Reid told The Associated Press that he supports replacing Donald Rumsfeld with former CIA Director Robert Gates by year's end, as President Bush has urged.

"I hope we can move it forward quickly," Reid, of Nevada, told the Associated Press after the Democratic caucus in the Old Senate Chamber. "The sooner we can move it forward the sooner we can get rid of Rumsfeld," he said.

Gainer, who also previously was the No. 2 person in the District of Columbia police force, retired April 6 from the Capitol job after objections were raised to the hiring of his son-in-law as a police officer.

New leadership team
Reid spoke after winning election to the top leadership unopposed and presenting the rest of the Democratic leadership team elected by the caucus during a private meeting in the historic chamber used since the Civil War for the Senate's most delicate decisions.

He said that the seldom-used chamber was an appropriate venue, given the election results in which Democrats wrested control of Congress from Republicans for the first time in a dozen years.

When the 110th Congress convenes in January, Sen.
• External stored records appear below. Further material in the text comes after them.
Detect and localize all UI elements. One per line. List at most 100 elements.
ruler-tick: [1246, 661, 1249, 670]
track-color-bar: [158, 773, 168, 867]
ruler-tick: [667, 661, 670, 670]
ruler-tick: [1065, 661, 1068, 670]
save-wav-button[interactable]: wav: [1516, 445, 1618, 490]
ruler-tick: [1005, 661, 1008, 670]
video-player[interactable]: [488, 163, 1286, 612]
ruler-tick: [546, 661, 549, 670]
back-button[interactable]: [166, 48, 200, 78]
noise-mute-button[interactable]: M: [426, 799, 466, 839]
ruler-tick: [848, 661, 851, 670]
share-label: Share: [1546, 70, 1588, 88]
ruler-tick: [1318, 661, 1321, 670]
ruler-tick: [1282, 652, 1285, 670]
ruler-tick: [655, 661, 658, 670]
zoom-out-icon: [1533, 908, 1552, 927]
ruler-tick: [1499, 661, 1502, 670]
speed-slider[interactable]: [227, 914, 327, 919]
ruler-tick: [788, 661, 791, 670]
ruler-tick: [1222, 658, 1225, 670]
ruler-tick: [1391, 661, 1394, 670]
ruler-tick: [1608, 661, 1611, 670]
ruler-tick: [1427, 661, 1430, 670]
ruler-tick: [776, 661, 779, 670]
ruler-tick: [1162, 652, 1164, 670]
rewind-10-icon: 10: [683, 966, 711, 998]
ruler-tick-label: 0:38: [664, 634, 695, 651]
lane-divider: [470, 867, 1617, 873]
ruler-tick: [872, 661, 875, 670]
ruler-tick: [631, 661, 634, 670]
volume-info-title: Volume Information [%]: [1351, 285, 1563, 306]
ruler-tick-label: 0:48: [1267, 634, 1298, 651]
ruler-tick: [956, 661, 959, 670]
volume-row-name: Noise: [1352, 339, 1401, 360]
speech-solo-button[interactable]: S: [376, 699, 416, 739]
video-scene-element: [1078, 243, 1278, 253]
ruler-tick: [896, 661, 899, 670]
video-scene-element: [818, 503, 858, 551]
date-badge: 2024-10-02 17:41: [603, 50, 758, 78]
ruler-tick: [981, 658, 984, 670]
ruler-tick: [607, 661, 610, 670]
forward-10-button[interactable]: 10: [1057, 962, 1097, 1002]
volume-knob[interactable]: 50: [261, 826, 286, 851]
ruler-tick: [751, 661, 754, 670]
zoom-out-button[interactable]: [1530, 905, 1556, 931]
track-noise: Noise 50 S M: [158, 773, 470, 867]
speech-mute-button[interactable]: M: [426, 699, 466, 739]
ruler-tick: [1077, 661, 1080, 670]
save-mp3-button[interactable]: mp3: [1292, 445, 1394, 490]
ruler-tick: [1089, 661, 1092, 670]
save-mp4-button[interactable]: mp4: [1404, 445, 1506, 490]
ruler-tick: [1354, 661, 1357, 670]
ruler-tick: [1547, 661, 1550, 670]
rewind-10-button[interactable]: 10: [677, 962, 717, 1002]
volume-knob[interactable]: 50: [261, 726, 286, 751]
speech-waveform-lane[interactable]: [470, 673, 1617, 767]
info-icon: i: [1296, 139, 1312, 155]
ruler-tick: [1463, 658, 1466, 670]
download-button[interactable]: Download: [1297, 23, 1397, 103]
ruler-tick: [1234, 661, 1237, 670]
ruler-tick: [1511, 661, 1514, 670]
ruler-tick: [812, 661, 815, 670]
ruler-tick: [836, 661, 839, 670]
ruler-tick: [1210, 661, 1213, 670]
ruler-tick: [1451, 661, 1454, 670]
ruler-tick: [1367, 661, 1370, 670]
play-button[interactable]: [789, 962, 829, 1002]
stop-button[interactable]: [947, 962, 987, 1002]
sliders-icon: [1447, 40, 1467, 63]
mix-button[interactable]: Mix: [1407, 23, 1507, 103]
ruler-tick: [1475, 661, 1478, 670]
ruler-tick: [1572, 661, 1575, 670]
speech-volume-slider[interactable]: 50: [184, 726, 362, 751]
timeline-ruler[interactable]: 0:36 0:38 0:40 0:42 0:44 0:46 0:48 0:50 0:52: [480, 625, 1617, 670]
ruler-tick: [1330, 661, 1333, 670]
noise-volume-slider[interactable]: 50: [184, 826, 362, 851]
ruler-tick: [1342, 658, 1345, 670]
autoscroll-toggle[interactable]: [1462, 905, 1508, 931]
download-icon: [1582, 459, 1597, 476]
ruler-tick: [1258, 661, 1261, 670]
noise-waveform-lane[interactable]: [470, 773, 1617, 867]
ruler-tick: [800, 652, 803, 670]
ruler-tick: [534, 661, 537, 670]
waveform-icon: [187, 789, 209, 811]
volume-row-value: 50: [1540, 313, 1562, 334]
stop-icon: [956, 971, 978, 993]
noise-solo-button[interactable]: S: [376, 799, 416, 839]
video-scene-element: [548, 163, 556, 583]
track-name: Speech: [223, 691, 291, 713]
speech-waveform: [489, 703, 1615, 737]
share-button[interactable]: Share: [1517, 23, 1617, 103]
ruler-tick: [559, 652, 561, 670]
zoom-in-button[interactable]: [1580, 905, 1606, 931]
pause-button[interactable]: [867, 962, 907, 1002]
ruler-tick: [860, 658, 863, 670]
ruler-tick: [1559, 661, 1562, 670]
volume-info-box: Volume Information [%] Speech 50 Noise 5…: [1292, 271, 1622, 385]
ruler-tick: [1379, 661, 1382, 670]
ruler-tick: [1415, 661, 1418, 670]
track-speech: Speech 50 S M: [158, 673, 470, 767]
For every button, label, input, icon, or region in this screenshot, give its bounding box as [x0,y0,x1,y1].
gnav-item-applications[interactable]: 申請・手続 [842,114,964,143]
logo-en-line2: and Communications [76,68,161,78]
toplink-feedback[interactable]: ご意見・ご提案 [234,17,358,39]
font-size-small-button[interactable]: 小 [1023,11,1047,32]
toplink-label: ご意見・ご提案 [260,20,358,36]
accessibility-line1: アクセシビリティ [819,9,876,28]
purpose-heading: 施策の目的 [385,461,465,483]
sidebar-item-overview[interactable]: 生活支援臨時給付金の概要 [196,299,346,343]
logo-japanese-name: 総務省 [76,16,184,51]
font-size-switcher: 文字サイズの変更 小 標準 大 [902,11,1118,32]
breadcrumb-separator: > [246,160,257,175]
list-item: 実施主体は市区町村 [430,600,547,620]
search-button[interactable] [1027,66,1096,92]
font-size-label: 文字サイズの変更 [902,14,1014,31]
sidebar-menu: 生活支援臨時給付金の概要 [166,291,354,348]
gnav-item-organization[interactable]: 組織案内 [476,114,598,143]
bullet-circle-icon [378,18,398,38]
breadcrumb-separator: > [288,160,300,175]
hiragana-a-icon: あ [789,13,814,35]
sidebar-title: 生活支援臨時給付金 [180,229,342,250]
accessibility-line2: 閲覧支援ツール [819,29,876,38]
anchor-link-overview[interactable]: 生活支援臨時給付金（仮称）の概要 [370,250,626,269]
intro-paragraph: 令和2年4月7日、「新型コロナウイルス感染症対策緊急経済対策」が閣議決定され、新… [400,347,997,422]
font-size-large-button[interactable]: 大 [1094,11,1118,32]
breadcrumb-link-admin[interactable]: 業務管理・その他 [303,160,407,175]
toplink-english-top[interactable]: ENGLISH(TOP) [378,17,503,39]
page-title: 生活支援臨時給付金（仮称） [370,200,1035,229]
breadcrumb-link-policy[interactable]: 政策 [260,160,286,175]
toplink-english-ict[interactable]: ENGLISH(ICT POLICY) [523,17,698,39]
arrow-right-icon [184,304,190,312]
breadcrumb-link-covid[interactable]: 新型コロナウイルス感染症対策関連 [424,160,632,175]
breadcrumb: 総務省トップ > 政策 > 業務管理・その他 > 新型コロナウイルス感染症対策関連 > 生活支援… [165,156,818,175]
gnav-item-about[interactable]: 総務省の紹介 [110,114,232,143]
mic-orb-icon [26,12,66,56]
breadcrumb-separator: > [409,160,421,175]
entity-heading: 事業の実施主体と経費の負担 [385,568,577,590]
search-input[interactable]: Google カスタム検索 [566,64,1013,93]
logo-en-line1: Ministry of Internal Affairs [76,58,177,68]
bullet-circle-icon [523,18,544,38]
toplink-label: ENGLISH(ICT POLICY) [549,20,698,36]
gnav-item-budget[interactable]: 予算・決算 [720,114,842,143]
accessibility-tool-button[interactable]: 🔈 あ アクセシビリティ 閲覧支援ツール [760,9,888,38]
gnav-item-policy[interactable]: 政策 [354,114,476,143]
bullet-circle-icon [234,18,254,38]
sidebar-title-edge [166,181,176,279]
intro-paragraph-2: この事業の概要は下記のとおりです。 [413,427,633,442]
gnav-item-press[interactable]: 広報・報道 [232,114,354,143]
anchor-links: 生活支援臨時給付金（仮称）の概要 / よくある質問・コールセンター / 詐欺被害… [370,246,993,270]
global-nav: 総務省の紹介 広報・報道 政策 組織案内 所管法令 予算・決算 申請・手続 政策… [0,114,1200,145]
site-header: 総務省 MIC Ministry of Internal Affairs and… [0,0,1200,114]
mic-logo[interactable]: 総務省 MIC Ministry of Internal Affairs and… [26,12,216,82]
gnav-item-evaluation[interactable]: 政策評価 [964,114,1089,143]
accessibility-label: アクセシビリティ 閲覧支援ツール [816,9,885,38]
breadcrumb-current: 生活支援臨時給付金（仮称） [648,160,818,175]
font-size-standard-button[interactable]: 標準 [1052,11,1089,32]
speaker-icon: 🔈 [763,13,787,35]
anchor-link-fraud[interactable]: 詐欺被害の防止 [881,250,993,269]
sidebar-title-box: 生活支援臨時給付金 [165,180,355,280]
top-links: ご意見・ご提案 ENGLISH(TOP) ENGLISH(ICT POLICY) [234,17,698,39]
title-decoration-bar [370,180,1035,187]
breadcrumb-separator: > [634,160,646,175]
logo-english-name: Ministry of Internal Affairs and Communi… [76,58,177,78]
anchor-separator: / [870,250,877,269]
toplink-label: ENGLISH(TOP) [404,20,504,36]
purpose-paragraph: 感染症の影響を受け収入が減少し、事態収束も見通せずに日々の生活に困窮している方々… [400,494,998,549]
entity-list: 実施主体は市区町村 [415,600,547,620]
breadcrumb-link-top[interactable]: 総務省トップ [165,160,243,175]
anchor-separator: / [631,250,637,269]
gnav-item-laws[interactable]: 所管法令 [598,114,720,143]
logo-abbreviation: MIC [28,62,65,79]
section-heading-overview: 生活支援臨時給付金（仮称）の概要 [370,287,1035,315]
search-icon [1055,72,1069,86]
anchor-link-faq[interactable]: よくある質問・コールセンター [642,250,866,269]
Richard Durbin of Illinois will be Reid's deputy as the vote-counting majority whip.

Sen. Charles Schumer, D-N.Y., will continue serving as the cash-raising campaign committee chairman, and also will assume the title of vice chairman of the Democratic caucus. As such, he will be the No. 3 Democratic leader and a chief strategist.

Sen. Patty Murray of Washington will serve as conference secretary. Sen. Byron Dorgan of North Dakota will chair the caucus' policy committee, which holds oversight hearings and researches legislative proposals, while Sen. Debbie Stabenow of Michigan, will head the party steering committee.

That panel, in turn, was meeting later Tuesday to choose committee chairmen.

House decision not as smooth
House Democrats face a difficult choice when they pick their leaders Thursday, now that speaker-to-be Nancy Pelosi has rejected her current top lieutenant in favor of longtime confidante John Murtha of Pennsylvania.

Murtha, a blunt Vietnam veteran whose call for U.S. troops to begin withdrawing from Iraq helped rally Democrats for the election, had appeared to be the underdog to Rep. Steny Hoyer of Maryland, the House Democrats' whip.

Hoyer, at a news conference Tuesday, said he still expected to win and that, despite Pelosi's anticipated endorsement of her friend Murtha, "Nancy Pelosi and I will work very closely together in the future. Why, because both of us care about the objectives of our party."

Lame-duck session faces plenty of issues
The politicking over leadership posts happened Monday while GOP leaders opened a lame-duck session in which the outgoing Congress -- including defeated Republicans -- returned to finish work on the budget, Vietnam trade and the nomination of a defense secretary.

Legislation to normalize trade relations with Hanoi failed to win House passage late Monday, forcing Republicans to try again under different rules before President Bush visits Vietnam later in the week.

In other action, the House passed and sent to Bush a bill that could fine and imprison animal rights advocates who threaten scientists conducting animal research.

Freshman orientation continues
The Capitol, meanwhile, buzzed with the energy of House members-to-be and senators-in-waiting attending freshman orientation.

More than 50 incoming House freshmen spent the day in meetings focused not on big legislative items or the Iraq war but rather on office logistics and ethics -- a key issue after a season of scandal that had, at least in part, led to the election of the new members.

In the Senate, a 10-person freshman class of eight Democrats, one Republican and Democratic-leaning independent Bernard Sanders of Vermont also began orientation.

Democratic Sen.-elect Jon Tester of Montana looked a little overwhelmed on his first day.

"It hasn't soaked in yet," he said. "Maybe it will never soak in."

The Capitol police weren't quite ready for Tester, a farmer with a throwback flat top haircut and fingers missing on his left hand from an old accident with a meat grinder. They asked him to empty his pockets for inspection.

"Just like at the airport, you put it all through?" Tester asked.

The officer nodded, then recognized the newcomer and waved him through.